Arkansas: Digital Responsibility and Data Safety
In Arkansas, the Digital Responsibility, Safety and Trust Act would add a chapter to state consumer protection codes, requiring organizations, businesses and their affiliates to steward users’ private and personal data. The act covers textual information, and artificial intelligence (AI) and biometric data.
Arkansas would join at least 20 states that have passed consumer privacy laws, with California being the first in 2018. Several of these laws will take effect this year. State Senate Bill 258, co-sponsored by state Sen. Clint Penzo and Rep. Stephen Meeks, is under review by the Senate Transportation, Technology and Legislative Affairs Committee.
It would require consumers consent to the sale of their data, and mandate stringent data management guidelines for businesses. The act includes numerous safeguards around biometrics, such as requiring consent, disclosure and retention policies.
The bill requires developers of so-called “high-risk” artificial intelligence to exercise “reasonable care” to protect consumers from algorithmic discrimination, and also guards consumers against machine learning bias. And it delves into “dark patterns” — tactics that entrap end users into making purchases, giving away unnecessary data and which make it difficult to end subscriptions. Enforcement would fall to the state attorney general.

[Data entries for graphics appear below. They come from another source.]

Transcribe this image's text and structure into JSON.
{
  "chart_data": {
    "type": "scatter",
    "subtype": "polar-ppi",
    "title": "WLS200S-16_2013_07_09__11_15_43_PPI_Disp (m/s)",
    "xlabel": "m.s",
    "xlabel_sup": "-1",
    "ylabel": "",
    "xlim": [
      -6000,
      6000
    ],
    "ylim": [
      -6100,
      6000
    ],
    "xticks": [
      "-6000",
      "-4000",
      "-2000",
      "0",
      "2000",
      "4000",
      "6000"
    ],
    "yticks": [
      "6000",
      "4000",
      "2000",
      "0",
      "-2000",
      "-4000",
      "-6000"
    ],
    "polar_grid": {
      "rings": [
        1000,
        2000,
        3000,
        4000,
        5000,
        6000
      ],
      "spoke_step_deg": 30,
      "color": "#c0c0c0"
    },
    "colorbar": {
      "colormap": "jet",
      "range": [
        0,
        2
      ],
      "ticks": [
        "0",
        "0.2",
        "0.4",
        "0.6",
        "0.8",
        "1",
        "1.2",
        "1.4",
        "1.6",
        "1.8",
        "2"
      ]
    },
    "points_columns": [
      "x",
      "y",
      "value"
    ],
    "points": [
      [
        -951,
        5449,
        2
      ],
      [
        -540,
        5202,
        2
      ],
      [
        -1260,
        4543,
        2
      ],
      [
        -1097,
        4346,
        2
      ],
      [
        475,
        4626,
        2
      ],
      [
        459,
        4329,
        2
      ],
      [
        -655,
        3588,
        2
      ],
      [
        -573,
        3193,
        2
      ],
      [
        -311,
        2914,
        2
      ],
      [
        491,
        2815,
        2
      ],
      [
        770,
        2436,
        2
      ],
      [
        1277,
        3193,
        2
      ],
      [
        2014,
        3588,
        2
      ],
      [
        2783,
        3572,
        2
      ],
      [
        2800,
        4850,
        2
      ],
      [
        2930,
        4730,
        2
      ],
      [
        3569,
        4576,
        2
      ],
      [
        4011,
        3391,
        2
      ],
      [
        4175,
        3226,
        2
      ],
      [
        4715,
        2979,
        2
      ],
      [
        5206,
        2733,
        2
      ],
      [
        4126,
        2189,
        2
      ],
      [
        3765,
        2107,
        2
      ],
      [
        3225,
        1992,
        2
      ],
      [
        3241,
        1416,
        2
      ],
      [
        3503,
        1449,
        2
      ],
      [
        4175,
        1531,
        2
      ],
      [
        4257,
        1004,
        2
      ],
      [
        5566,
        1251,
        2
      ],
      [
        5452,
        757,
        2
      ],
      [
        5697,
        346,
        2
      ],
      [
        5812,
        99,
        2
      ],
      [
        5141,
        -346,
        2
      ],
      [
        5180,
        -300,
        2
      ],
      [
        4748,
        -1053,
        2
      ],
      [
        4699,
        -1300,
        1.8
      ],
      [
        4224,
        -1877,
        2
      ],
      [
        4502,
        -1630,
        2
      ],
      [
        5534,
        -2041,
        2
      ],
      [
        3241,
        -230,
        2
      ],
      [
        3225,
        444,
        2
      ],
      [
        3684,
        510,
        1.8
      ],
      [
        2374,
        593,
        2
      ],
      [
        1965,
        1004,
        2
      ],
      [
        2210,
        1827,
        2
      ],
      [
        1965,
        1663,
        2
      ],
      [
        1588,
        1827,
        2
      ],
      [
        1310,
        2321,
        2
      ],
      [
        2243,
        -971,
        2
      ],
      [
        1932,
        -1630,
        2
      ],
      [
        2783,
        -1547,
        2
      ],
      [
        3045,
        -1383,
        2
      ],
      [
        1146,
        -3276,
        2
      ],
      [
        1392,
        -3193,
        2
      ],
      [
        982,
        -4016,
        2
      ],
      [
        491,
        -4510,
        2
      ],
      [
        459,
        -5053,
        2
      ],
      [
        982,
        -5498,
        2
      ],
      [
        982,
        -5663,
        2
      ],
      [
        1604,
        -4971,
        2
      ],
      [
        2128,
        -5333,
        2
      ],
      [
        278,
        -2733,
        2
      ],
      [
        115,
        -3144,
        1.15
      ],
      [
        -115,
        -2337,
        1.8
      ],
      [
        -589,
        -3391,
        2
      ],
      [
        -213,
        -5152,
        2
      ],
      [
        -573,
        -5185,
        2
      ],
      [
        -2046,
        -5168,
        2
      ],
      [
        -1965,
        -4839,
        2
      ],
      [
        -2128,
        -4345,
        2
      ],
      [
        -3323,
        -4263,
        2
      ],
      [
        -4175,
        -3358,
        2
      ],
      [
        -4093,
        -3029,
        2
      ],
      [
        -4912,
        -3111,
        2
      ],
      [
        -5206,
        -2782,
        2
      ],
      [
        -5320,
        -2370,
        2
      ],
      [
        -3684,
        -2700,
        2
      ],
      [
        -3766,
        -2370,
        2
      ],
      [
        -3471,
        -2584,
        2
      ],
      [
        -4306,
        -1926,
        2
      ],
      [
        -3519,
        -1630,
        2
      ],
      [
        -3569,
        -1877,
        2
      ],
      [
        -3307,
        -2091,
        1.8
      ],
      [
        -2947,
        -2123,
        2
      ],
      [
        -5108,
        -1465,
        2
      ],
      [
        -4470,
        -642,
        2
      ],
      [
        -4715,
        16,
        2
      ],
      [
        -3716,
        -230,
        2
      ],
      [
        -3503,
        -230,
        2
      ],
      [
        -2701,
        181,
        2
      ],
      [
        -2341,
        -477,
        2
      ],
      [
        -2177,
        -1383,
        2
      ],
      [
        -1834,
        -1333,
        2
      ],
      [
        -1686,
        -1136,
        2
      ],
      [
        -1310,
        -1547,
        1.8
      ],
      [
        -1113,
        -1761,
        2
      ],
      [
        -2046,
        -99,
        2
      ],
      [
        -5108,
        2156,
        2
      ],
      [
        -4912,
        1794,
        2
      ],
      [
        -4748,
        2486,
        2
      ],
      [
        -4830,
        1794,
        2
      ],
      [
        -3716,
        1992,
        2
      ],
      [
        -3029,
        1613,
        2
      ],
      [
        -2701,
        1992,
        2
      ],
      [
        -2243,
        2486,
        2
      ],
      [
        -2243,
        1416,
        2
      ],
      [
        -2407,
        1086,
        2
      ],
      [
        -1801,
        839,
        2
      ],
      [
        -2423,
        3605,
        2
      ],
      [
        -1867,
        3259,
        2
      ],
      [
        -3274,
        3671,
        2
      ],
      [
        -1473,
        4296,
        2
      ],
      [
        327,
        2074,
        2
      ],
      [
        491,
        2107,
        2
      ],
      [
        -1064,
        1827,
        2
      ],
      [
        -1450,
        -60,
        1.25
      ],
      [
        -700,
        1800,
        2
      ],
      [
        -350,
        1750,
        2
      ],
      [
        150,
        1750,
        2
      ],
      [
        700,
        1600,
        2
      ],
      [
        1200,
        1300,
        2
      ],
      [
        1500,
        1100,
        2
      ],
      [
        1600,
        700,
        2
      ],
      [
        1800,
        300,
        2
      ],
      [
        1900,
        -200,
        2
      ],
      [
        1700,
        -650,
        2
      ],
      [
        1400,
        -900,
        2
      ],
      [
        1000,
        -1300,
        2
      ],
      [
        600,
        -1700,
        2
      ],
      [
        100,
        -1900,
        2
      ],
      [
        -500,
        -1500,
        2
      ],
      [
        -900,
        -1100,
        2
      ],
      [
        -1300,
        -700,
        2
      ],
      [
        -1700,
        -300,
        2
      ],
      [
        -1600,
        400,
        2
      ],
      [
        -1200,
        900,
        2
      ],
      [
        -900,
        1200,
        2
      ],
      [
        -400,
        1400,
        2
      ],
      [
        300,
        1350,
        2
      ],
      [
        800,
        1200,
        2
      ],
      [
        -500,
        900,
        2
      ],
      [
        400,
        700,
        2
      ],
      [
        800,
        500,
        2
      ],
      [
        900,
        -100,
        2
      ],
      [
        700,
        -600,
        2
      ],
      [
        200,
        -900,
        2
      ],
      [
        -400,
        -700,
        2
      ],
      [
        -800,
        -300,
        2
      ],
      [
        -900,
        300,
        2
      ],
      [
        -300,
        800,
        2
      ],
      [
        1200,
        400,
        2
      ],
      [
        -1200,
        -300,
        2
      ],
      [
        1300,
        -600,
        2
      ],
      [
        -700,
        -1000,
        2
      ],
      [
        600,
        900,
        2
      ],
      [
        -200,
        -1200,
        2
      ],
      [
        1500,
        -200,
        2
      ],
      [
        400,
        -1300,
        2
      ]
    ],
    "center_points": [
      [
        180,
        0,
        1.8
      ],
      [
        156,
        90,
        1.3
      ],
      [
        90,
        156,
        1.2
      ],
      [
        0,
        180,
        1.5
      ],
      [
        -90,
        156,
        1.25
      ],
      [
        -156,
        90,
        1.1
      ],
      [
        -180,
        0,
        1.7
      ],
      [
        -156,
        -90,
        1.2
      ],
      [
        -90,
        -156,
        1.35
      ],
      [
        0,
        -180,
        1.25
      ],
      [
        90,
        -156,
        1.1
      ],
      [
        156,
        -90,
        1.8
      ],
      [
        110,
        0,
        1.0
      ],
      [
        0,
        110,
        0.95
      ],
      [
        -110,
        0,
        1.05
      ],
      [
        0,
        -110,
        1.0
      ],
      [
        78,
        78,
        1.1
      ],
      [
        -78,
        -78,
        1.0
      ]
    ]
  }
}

Texas: Water Utility Cybersecurity
In Texas, state Senate Bill 1034 would make so-called “retail” public utilities eligible for cybersecurity services from the state Department of Information Resources.

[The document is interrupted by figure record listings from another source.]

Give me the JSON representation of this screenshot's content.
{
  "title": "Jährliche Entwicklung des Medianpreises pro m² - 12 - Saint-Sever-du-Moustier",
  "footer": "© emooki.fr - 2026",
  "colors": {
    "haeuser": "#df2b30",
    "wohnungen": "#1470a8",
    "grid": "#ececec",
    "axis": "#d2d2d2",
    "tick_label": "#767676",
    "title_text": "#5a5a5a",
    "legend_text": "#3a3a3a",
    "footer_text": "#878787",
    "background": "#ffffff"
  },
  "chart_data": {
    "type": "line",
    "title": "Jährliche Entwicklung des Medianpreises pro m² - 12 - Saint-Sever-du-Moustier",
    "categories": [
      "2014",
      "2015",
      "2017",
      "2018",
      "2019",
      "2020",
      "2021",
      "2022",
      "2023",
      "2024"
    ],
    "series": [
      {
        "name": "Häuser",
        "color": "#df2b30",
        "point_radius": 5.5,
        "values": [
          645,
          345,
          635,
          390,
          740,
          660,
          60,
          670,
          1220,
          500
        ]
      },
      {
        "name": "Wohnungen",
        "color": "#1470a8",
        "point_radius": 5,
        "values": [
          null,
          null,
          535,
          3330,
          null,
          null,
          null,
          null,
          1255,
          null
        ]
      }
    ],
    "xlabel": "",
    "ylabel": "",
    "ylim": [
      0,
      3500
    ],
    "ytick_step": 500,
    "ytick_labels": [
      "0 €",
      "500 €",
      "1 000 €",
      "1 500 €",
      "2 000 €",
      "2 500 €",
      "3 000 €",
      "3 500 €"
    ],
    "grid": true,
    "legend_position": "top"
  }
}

Notably, the bill would tighten cybersecurity for these utilities, barring their “supervisory control and data acquisition systems” from accessing the Internet and requiring them to connect only via intranet or site-to-site virtual private networks. It would set stricter identification requirements for employees accessing systems; implement mandatory cybersecurity training; mandate incident reporting within 48 hours; and could require cyber audits and assessments.
Per state code, retail public utilities, generally, provide potable water service, sewer service or both. The designation includes hundreds of providers, servicing everything from mobile home parks to counties, according to Texas Public Utility Commission data.
Missouri: Insurance Cyber and Data Security
The proposed Insurance Data Security Act would require insurance companies and others licensed by the state Department of Insurance to implement information security programs appropriate to each licensee’s “scope of activities.” SB 385, sponsored by state Sen. Curtis Trent, was recently sent to the state Senate Committee on Insurance and Banking for consideration.
Requirements for companies include conducting risk assessments, identity management, setting up privacy safeguards, data breach reporting, disaster recovery planning, employee cybersecurity training, and other cyber-hygiene measures. The state Department of Commerce and Insurance would be tasked with overseeing compliance.
The act also specifies how consumers’ private data should be handled and how breaches should be reported — indicating nonpublic “documents, materials or other information” may not be released to third parties; protecting access to private information; and requiring consumers be notified of cybersecurity incidents.